Physically, not getting enough deep sleep can compromise your immune system’s response to vaccines. It affects your body’s ability to fight infections.
Neurologically, it’s during deep sleep that your brain eliminates its waste products. So, when you lack deep sleep, you may increase your risk of developing Parkinson’s and Alzheimer’s.
In addition, reduced deep sleep contributes to insulin resistance. As a result, you become at risk of developing type 2 diabetes, cardiovascular disease, and obesity.
That’s quite a lot of health risks which shows how important sleep quality and deep sleep are.
Lack of deep sleep makes you age faster! Let me say that again, accelerated aging happens when you don’t get enough Deep Sleep.
Without enough deep sleep, our body doesn’t undergo restoration and rejuvenation before we face another day, making us more susceptible to stress.

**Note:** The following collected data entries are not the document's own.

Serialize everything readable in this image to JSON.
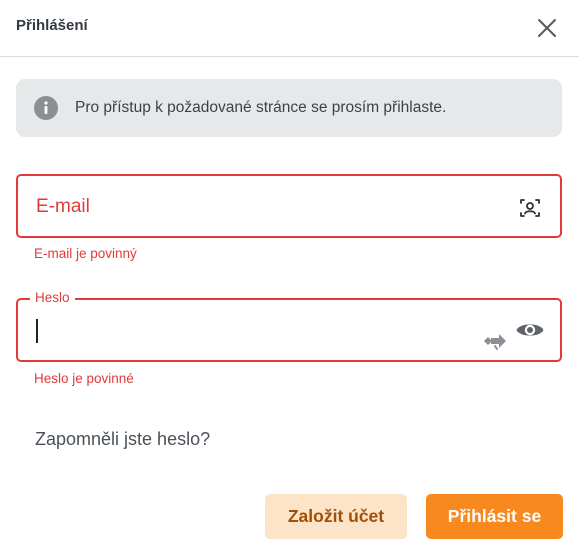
{
  "dialog": {
    "title": "Přihlášení",
    "close_icon": "close-icon"
  },
  "info": {
    "icon": "info-icon",
    "text": "Pro přístup k požadované stránce se prosím přihlaste."
  },
  "email": {
    "placeholder": "E-mail",
    "value": "",
    "icon": "contact-card-icon",
    "error": "E-mail je povinný"
  },
  "password": {
    "label": "Heslo",
    "value": "",
    "autofill_icon": "autofill-key-icon",
    "toggle_icon": "eye-icon",
    "error": "Heslo je povinné"
  },
  "forgot_link": "Zapomněli jste heslo?",
  "buttons": {
    "register": "Založit účet",
    "login": "Přihlásit se"
  },
  "colors": {
    "accent": "#f7891e",
    "error": "#e23a3a",
    "secondary_bg": "#fde3c7",
    "info_bg": "#e7e8e9"
  }
}
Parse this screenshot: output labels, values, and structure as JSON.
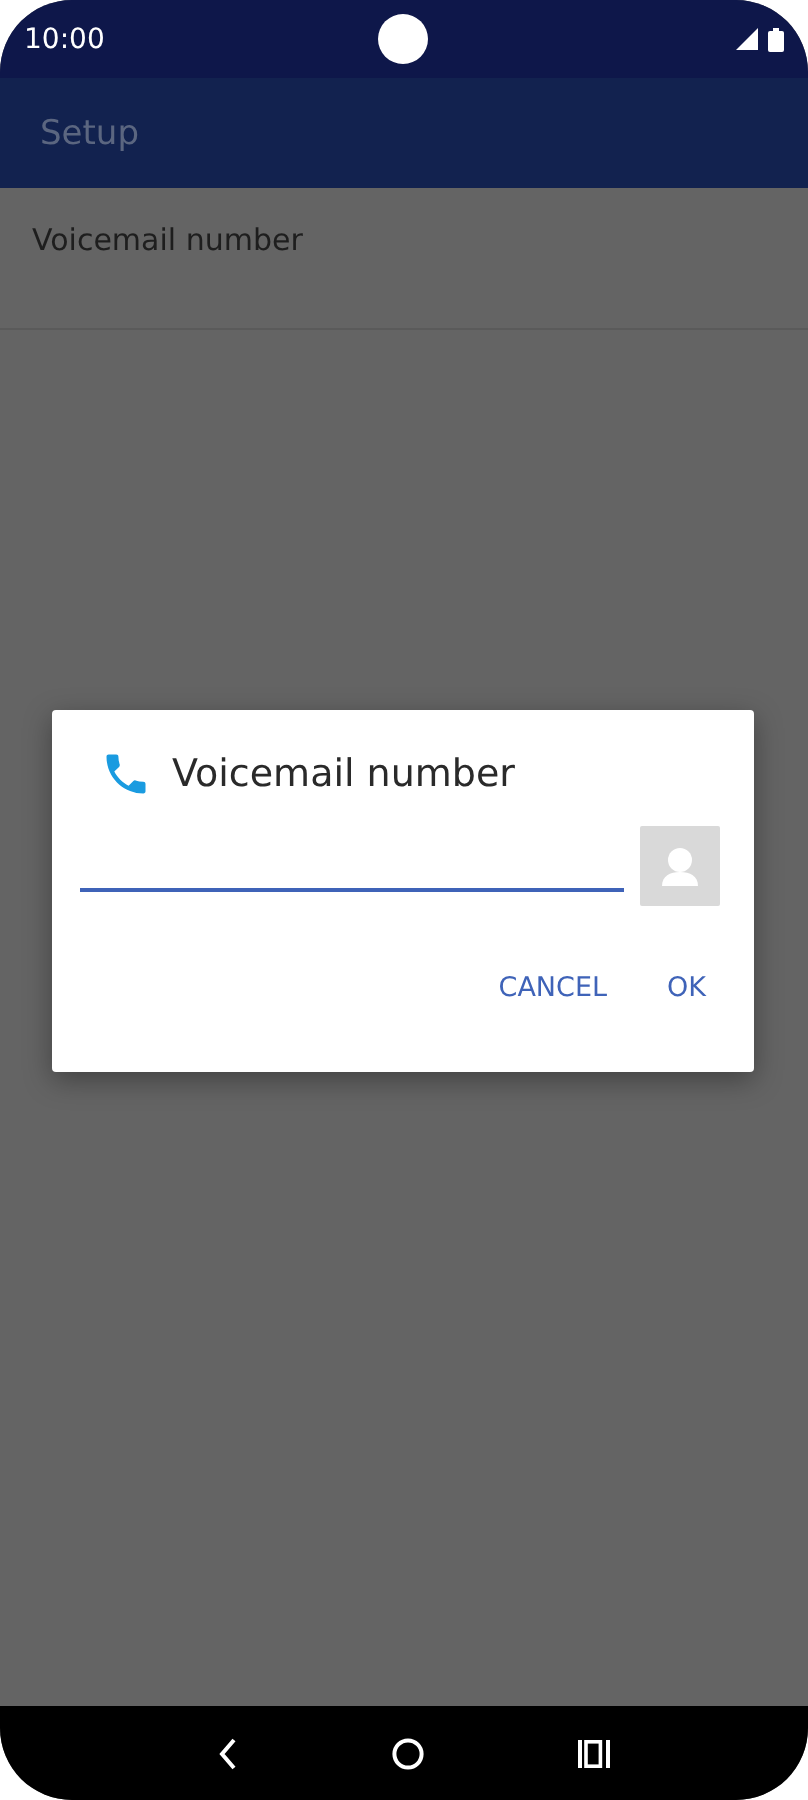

And when we feel stressed, especially long-term, our body produces more cortisol (also known as the stress hormone). An increase in cortisol increases inflammation, which degrades and breaks down our collagen- the most abundant protein in our body that acts as scaffolding to our connective tissues, including our muscle and skin and ultimately leads to weight gain (think menopausal belly fat).
So, when we lose collagen, our muscle integrity and skin structure are affected, causing it to wrinkle and sag, thereby accelerating the aging process.
Alright, now that we’ve discussed how important deep sleep is to health and aging, let’s learn how we can get more of it.
First of all, consult your doctor to know if there’s an underlying medical condition that disrupts your sleep. If you don’t deal with it, it may be challenging to get quality sleep by simply changing your sleeping habits and environment.
Sticking to a specific time to sleep and wake up can make it easier for you to get enough deep sleep. Consistently sleeping and waking up at the same time every day helps build a routine that your body eventually learns to follow.
However, make sure that your sleep quantity is enough to make you feel well-rested. Experts recommend 7-9 hours of sleep, but some people can function well with just 5 hours of good quality sleep.
Develop good sleeping habits that prepare your body for a good night’s sleep. There’s a handful of them you can do before and during your bedtime to ensure quality sleep:
Aside from conditioning your body, make your environment sleep-friendly as well.
Once the sun goes down, dim the lights, especially in the bedroom.
Also, set the room’s temperature between 60- and 67-degrees Fahrenheit. A cold room can kickstart your body’s temperature drop as you slowly fall asleep. But, keep your feet warm by wearing socks. "Cold room + toasty feet" is the perfect combo for a good night’s sleep.
A study published in the National Institute of Health shows that middle-aged adults sleep better and longer when they exercise, regardless of exercise’s duration and intensity.
So, get moving to promote deep sleep and growth hormone production, and help your body become more capable of repairing itself!